Книги крови V VI: Дети Вавилона - Клайв Баркер 3 стр.


Энн-Мари говорила то же самое, - ответила Элен. - Потому она и решила рассказать мне о смерти старика Она говорила, что он убит прошлым летом здесь, в Раскин-корте.

- Что-то и вправду припоминаю, - проговорила Джози. - Какие-то разговоры были, я слышала. Старик, его собака… Его забили до смерти, а собака докончила дело… Не знаю… Да, точно, это не здесь. В каком-то другом районе.

- Вы уверены?

Подобное недоверие обидело женщину.

- Ну, если б это случилось тут, мы бы знали, так ведь?

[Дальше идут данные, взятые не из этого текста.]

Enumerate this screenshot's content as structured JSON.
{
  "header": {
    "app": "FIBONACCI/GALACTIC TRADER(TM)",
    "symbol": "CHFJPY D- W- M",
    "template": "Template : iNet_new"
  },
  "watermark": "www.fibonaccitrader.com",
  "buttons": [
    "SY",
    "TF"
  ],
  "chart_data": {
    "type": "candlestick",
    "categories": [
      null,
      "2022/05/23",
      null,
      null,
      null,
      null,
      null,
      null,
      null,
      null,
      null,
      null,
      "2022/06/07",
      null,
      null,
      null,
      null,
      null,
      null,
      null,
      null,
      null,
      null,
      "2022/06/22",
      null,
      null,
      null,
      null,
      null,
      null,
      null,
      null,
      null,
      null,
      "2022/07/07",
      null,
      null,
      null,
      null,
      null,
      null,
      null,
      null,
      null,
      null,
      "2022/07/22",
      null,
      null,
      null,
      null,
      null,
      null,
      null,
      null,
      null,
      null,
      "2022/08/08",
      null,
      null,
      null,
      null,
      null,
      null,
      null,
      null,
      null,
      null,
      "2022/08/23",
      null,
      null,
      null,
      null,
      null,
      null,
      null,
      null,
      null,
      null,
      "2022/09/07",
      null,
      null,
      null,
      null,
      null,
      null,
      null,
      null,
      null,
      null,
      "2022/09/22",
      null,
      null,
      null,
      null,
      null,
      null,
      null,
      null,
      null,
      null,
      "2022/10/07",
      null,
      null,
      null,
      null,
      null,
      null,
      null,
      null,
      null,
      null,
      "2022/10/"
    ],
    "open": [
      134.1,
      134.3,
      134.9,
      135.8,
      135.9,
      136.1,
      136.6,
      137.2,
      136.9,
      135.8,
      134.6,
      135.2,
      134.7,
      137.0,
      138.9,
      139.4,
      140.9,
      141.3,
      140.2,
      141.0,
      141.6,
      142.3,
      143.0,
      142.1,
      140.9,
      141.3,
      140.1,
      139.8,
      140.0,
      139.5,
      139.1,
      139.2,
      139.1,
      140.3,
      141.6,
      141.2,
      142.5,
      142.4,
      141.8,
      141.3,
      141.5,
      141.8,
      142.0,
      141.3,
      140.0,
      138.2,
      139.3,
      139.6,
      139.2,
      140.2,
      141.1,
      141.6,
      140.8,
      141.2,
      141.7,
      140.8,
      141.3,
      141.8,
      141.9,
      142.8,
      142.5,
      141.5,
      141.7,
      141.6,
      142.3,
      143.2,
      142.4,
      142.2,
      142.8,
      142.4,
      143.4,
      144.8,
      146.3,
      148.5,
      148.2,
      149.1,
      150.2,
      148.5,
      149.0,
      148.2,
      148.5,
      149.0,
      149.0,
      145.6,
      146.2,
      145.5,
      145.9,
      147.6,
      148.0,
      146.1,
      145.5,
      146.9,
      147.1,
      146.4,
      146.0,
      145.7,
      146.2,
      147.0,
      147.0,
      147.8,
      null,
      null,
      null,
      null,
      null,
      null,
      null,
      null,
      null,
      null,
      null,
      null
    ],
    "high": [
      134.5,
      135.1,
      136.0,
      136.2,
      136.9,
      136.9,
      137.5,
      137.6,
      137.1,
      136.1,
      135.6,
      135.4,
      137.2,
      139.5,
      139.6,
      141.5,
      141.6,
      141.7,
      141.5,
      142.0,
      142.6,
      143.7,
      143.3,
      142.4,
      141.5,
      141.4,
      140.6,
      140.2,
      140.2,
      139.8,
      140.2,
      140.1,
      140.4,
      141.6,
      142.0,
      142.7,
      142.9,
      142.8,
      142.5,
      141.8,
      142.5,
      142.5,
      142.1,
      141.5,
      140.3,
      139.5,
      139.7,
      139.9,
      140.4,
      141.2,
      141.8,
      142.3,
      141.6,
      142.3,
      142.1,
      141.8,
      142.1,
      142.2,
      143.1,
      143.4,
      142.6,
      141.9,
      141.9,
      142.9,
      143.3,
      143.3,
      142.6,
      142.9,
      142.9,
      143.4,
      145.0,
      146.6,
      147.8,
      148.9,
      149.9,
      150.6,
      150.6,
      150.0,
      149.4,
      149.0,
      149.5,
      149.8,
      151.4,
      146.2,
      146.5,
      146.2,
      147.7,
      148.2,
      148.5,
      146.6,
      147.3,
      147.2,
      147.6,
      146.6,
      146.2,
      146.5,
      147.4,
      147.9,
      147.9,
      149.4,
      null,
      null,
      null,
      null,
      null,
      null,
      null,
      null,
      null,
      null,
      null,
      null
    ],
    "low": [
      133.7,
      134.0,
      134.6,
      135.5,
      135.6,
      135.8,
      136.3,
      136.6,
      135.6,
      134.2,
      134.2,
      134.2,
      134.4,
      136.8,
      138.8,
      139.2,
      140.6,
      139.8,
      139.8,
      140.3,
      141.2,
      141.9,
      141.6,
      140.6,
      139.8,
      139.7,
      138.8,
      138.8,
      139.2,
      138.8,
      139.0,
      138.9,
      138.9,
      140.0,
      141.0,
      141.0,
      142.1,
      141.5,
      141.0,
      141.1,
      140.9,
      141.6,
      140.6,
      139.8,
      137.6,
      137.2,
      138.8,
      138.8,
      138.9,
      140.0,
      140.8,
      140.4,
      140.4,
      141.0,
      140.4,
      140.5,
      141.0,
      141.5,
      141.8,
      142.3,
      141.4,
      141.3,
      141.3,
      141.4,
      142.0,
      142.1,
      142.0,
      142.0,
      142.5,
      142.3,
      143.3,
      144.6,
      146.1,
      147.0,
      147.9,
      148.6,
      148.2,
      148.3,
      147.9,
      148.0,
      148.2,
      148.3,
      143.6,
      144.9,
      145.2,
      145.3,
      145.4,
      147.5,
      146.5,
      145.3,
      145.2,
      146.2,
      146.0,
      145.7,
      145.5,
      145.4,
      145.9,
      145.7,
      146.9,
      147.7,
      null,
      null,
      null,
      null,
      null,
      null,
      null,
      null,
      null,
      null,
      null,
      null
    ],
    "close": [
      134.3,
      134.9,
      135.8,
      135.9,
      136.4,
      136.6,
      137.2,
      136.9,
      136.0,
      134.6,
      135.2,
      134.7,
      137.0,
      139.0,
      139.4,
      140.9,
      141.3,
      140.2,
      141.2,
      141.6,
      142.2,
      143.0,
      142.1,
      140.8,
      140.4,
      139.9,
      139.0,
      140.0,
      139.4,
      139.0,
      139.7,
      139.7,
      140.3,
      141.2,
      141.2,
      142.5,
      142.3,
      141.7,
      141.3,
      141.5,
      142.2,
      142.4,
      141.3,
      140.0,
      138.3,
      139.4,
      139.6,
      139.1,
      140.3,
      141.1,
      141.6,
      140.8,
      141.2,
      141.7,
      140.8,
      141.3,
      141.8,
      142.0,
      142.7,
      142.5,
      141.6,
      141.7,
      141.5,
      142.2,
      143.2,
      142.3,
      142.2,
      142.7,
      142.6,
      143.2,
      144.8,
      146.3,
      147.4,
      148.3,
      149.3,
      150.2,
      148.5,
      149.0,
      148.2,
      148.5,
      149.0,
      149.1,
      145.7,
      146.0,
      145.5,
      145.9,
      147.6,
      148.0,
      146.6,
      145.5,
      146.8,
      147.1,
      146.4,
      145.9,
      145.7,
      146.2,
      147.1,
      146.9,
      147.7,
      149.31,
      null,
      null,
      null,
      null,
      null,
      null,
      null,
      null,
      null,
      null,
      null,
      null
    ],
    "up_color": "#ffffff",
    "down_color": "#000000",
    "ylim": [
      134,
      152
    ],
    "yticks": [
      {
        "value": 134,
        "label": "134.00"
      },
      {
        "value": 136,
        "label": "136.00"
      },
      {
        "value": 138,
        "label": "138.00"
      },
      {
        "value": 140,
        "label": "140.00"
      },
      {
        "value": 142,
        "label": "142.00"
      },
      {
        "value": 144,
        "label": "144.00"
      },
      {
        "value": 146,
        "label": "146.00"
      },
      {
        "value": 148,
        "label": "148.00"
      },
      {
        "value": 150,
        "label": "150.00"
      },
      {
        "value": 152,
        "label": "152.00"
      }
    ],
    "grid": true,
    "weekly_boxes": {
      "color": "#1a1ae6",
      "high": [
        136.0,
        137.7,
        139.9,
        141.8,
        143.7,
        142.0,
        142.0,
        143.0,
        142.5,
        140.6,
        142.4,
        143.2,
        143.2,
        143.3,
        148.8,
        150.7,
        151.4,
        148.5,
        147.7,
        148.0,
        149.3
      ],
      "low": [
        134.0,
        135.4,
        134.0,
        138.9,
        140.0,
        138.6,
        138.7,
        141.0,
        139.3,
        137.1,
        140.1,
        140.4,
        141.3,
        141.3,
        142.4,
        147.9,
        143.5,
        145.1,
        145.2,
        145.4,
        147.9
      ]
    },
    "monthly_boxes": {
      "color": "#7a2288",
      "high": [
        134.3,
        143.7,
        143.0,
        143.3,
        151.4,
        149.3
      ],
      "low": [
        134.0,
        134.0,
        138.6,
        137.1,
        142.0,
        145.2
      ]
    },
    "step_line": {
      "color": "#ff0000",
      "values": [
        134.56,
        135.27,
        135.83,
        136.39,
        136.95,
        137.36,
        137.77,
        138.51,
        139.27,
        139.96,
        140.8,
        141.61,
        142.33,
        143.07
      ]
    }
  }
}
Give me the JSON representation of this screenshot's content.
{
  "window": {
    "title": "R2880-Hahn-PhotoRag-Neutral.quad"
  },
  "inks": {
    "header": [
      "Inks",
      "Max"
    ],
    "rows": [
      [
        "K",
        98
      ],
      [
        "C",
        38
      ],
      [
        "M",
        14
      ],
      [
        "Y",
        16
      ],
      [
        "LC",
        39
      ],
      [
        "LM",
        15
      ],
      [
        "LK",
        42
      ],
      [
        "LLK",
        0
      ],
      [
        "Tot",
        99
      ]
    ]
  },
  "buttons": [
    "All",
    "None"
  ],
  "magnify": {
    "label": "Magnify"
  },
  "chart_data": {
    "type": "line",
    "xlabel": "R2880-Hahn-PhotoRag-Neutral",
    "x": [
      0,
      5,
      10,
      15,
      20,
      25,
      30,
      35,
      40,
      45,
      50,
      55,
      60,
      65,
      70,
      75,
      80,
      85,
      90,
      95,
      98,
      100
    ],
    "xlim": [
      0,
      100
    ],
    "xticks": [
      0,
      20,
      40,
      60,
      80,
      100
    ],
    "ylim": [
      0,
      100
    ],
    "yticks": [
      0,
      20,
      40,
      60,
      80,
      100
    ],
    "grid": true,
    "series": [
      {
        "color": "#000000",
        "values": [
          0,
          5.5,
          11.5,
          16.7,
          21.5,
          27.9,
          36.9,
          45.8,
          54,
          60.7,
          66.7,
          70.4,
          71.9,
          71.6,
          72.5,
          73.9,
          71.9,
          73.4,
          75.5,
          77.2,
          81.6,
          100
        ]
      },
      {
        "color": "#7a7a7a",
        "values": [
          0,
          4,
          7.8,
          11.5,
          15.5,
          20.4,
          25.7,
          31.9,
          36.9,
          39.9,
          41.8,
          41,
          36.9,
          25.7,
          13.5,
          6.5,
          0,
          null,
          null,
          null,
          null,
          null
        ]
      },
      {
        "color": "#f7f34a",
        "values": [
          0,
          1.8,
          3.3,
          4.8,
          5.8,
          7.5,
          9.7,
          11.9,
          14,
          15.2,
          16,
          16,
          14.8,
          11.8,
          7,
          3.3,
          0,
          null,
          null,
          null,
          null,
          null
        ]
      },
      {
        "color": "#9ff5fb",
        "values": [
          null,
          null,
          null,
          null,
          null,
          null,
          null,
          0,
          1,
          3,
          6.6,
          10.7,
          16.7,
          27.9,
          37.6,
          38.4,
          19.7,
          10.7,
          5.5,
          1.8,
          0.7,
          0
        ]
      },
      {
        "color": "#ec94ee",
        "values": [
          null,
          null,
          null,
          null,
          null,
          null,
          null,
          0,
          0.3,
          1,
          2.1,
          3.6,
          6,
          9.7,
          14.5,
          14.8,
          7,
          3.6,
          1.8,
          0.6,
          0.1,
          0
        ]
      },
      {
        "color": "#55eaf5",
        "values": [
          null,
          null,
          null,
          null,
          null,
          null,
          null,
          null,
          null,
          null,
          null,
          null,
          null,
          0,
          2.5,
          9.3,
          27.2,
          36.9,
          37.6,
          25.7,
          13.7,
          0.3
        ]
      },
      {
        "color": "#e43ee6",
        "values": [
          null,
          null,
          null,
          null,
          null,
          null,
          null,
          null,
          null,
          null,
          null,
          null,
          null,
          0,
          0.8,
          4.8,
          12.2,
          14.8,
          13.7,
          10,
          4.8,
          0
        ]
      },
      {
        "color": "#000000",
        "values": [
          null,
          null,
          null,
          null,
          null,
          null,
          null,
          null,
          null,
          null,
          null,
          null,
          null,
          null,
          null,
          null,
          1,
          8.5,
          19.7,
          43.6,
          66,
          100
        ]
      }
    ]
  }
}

Элен поблагодарила за помощь и решила еще побродить по четырехугольному двору и посмотреть, сколько квартир пустует. Как и в Баттс-корте, занавески на многих окнах были задернуты, двери заперты. Но если на Спектор-стрит действительно орудовал маньяк, способный убить и изувечить, неудивительно, что обитатели улицы забрались в свои дома и тихо сидят там. Во дворе разглядывать было нечего. Все незаселенные здания недавно опечатали и заколотили, судя по гвоздям, которые муниципальные рабочие разбросали у порогов. Но одна вещь по-настоящему привлекла внимание Элен: накорябанная на булыжниках мостовой и почти стертая дождем и ногами прохожих та же самая фраза, что и в спальне квартиры номер 14: "Сладкое к сладкому". Слова были такими безобидными, почему же Элен слышала в них угрозу? Или дело в их избыточности, в чрезмерности сахара на сахаре, меда в меду?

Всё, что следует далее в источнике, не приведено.